PHIL 6000: History and Theory of Cuteness
You think that's cute? It gets better. The entire third chapter of Darwin's Descent of Man, "Comparison of the Mental Powers of Man and the Lower Animals," is a compendium of cute animal stories meant to illustrate that animals have most of the same feelings and cognitive processes as humans. Darwin seems to have spent an inordinate amount of time at the Zoological Gardens, watching the antelopes, chatting with the keepers, and messing with the monkeys' heads.
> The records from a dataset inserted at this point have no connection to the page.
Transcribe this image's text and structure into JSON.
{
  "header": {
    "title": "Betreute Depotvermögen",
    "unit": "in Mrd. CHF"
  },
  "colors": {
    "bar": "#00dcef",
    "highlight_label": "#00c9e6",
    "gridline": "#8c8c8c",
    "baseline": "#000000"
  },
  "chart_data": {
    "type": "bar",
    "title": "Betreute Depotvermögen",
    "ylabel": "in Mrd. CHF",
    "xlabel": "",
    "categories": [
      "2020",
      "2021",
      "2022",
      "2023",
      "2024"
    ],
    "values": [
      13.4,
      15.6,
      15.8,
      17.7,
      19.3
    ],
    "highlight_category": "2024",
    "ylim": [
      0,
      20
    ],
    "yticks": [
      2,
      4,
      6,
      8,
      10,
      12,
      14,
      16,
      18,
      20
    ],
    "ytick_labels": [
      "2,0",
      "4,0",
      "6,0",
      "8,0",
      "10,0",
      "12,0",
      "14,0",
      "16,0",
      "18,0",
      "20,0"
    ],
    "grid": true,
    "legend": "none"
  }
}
He also has a large collection of second-hand observations of animal behaviour, including this account of a captive baboon, observed "by Brehm in N. Africa":
One female baboon had so capacious a heart that she not only adopted young monkeys of other species, but stole young dogs and cats, which she continually carried about...An adopted kitten scratched this affectionate baboon, who certainly had a fine intellect, for she was much astonished at being scratched, and immediately examined the kitten's feet, and without more ado bit off the claws.This anecdote has a footnote, which reads:
A critic, without any grounds...disputes the possibility of this act as described by Brehm, for the sake of discrediting my work. Therefore I tried, and found that I could readily seize with my own teeth the sharp little claws of a kitten nearly five weeks old.I don't think I'll ever be able to look at a picture of Darwin again without imagining him nibbling at a kitten.